Jihadist fighters defending the last dreg of the Islamic State group’s “caliphate” Saturday were holed up in half a square kilometre in a village of eastern Syria.
US President Donald Trump said the fall of the IS proto-state would be announced Saturday, but a top Syrian commander said his forces had slowed down their advance to protect civilians.
The jihadists declared a “caliphate” in large parts of Syria and neighbouring Iraq in 2014, but have since lost all of it but the tiny patch in eastern Syria near the border with Iraq.
“IS is besieged in a neighbourhood that is estimated to be 700 metres (yards) long and 700 metres wide” in the village of Baghouz, said Syrian Democratic Forces (SDF) commander Jia Furat.
“Baghouz is within our firing range but we are moving cautiously considering there are civilians still trapped there as human shields,” said Furat, the overall commander for the operation.
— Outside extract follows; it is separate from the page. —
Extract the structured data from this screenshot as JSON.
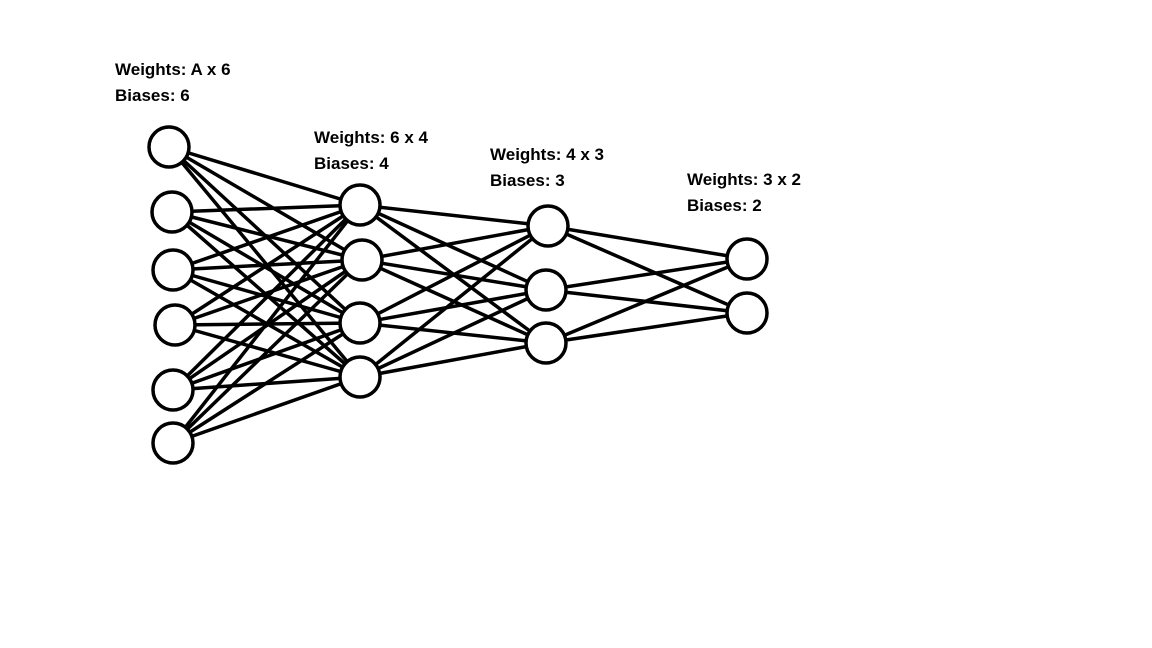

“In a very short time, not longer than a few days, we will officially announce the end of IS’s existence,” he told reporters at the Al-Omar oil field turned SDF base.
Thousands of people have flooded out of Baghouz over the past week -- mostly women and children related to IS fighters, but also suspected jihadists.
But an SDF spokesman said there were “still civilians inside in large numbers“.
“We weren’t expecting this number, otherwise we wouldn’t have resumed the campaign four days ago. This is why it’s been delayed,” SDF spokesman Adnan Afrin told AFP.
Trump at around 1600 GMT on Friday said announcements over “the eradication of the caliphate” would be made “over the next 24 hours“.
On Saturday, US-led coalition spokesman Colonel Sean Ryan acknowledged that the timeline had slipped because of the presence of civilians inside.
“There has been lapses as we continue to see hundreds of civilians still attempting to flee to safety,” he said.
“The area of Baghouz has many tunnels, which slows operations,” he added.
He said fighters of the Kurdish-led SDF were working to remove improvised explosive devices from the area, while keeping a lookout for possible IS suicide bombers.
Human Rights Watch called on commanders not to try to accelerate the offensive to suit Trump’s timetable.
“The tempo of battle must not be dictated by political imperatives -- it must first of all protect civilians and possible hostages,” HRW’s director of counterterrorism, Nadim Houry, told AFP.
The Syrian Observatory for Human Rights said IS fighters were surrendering in large numbers to the advancing SDF fighters.
The SDF have been closing in on holdout jihadists since September.
The speck of terrain in Baghouz is all that’s left of their self-proclaimed “caliphate” that in 2014 spanned an area the size of the United Kingdom and administered millions of people.
Successive offensives in Iraq and Syria have shattered the proto-state, which has since late 2017 been confined to the Euphrates Valley.
Trump’s promise of a victory declaration came after he shocked allies and senior figures in his own administration with a December announcement that he had ordered a full troop withdrawal from Syria because IS had been “beaten“.
That plan, which prompted the resignation of then defence secretary Jim Mattis, is set to be accelerated following a declaration of victory.
Beyond Baghouz, IS still has thousands of fighters and sleeper cells scattered across several countries.
In Syria, it retains a presence in the vast Badia desert, and has recently claimed deadly attacks in SDF-held territory.
The US Department of Defence has warned that without sustained counterterrorism pressure, IS could resurge within months.
US Vice President Mike Pence vowed Saturday at a security conference in the German city of Munich that the United States would “hunt down” IS remnants even after a military pullout.
“The United States will continue to work with all our allies to hunt down the remnants of ISIS wherever and whenever they rear their ugly heads,” Pence said, using an alternative acronym for IS, but providing no further details.
A US withdrawal risks leaving Syria’s Kurds exposed to a long threatened attack by neighbouring Turkey, who views Kurdish fighters as “terrorists“.
To prevent this, they have scrambled to seek a new ally in the Damascus government after spending most of Syria’s civil war working towards self-rule.
Eight years into a war that has killed more than 360,000 people, President Bashar al-Assad’s government controls nearly two-thirds of the country.
German Chancellor Angela Merkel warned in Munich that a US pullout risks allowing regime allies Russia and Iran to boost their role in Syria.